Gaming Perspectives and Digital Natives


Did you know that gaming has been around in libraries since the 1800s? I believe many people associate gaming with video games, but gaming by definition, according to many online dictionaries, is “the playing of games, especially those developed to teach something or to help solve a problem, as in a military or business situation.”


The Library Game Lab of Syracuse University did a study in 2007 where they explored how 400 public libraries supported gaming in the libraries. In his article, Reframing Gaming, published in American Libraries, Scott Nicholson highlights this study briefly and provides librarians with a new perspective on gaming. He states that “gaming is participatory storytelling,” meaning that the creators of games weave storylines, create worlds and layout rules into a game and then allow the gamer to interact with the story.

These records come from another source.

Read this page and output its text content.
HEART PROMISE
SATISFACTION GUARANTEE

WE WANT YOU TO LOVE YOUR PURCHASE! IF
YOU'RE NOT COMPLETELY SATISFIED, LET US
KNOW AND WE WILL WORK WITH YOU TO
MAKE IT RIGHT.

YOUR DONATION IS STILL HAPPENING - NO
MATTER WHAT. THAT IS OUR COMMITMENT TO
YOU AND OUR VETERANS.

A nationally representative survey of teens that was published this past September and done through the PEW Internet and American Life Project. This survery provided some answers to questions such as to which teens are playing games, what games are they playing, what equipment are they using, what is the social context of their play and what role have parents taken in monitoring this activity. Some findings to highlight from this study are:


- 97% of teens ages 12-17 play computer, web, portable, or console games
- 50% of teens played games “yesterday”
- 86% of teens play on a console like Xbox, PlayStation, or Wii
- 73% play games on a desktop or a laptop computer
- 48% use a cell phone or handheld organizer to play games
- 99% of boys and 94% of girls play video games


In one of my classes, we are exploring technology in the lives of children and reading articles and surveys, such as the ones listed above. One of our “text books,” for the class, is Born Digital by John Palfrey and Urs Gasser. This may be a great resource for anyone trying to understand digital natives and how we can better serve them in our libraries.